Cada vez mais tenho dificuldade em adormecer calmamente. Cada vez mais acordo de madrugada e conto as horas que se tornam vagarosamente longas, até ao Sol beijar o rosto de todos aqueles que se cruzam nas praças das aldeias e das cidades.
Cada vez menos passo as horas a dormir. Cada vez menos passo as horas acordada. Talvez durma quando tenho os olhos abertos e desperte precisamente quando cerro as pálpebras.
Acordo.
Passaram-se 100 minutos? Ou passaram-se 100 anos?
Ao certo não sei dizer, talvez o tempo não se conte de forma correcta. Talvez um ano seja apenas um segundo e cem anos caibam na palma da mão de uma criança.
Enquanto esfregava as pálpebras que me cobrem os olhos, recordei a minha infância, num esgar. Todo o passado cabia numa folha de papel, amarrotada dentro de uma garrafa de vidro à deriva no alto-mar.
Cá fora, as pessoas vestiam as mesmas roupas, calçavam os mesmos sapatos e exibiam os mesmos sorrisos, disfarçando o desdém que nutriam pela pessoa que se sentava à sua frente no autocarro, ou que, a seu lado, se preparava para atravessar a rua.
Olhei-me, de alto a baixo, de baixo a alto. Reconheci cada milímetro de pele, identifiquei cada marca nas mãos. Não conseguia observar a minha face, mas com a ponta dos dedos adivinhei, uma-a-uma as linhas, as rugas que se poderiam contar desde que sai do ventre da minha mãe, até àquela precisa oscilação do pêndulo do relógio. Dessem-me um pincel e tinta, que saberia colocar no meu rosto, todas as manchas, com mestria, ordenadamente até a tela estar completa.
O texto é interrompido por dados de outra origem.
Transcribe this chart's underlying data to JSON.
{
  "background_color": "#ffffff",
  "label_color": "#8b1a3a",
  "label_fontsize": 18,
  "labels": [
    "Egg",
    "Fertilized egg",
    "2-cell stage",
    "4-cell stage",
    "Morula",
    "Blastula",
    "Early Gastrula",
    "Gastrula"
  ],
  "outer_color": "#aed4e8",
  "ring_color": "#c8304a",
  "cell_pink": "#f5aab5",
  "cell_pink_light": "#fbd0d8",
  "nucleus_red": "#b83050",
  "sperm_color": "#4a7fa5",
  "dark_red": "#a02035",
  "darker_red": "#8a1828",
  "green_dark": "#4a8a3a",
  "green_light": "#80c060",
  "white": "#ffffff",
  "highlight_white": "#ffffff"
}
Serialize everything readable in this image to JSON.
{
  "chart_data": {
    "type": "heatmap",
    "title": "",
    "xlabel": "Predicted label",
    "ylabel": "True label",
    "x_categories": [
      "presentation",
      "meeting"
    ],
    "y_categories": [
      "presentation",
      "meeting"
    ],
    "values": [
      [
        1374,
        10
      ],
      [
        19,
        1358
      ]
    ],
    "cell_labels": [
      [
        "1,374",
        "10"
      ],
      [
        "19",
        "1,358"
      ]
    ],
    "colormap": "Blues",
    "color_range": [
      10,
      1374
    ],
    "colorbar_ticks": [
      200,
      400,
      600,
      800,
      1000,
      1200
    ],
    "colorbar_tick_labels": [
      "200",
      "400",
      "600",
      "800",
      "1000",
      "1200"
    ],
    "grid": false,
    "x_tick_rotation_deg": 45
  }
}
Apesar de tudo, passava invisível entre as pessoas sozinhas, ou quando caminhavam em grupos impostos. Nenhuma me fitou uma só vez. Nenhuma me via. Seus rostos eram esboços: contornos de olhos, de lábios, de narizes, de orelhas. As suas figuras pareciam estátuas envolvidas em fumo.
De repente, o lusco-fusco que me envolvia tornou-se cada vez mais definido. Entre sombras, fumo e contornos esbatidos apareciam-me rostos familiares.
Caminhava na cidade, cada uma das pessoas apressadas era uma memória, da família, dos amigos, dos conhecidos, dos desconhecidos. Cada um deles, que estava encerrado em baús criteriosamente esquecidos, tornava-se agora mais claro, até o seu brilho ser impossível de suportar pelos meus olhos.
Quando me preparava para acenar a um deles, compreendi que tinha acabado de acordar e naquele segundo, minuto, hora, dia, sei lá, estava decididamente atrasada.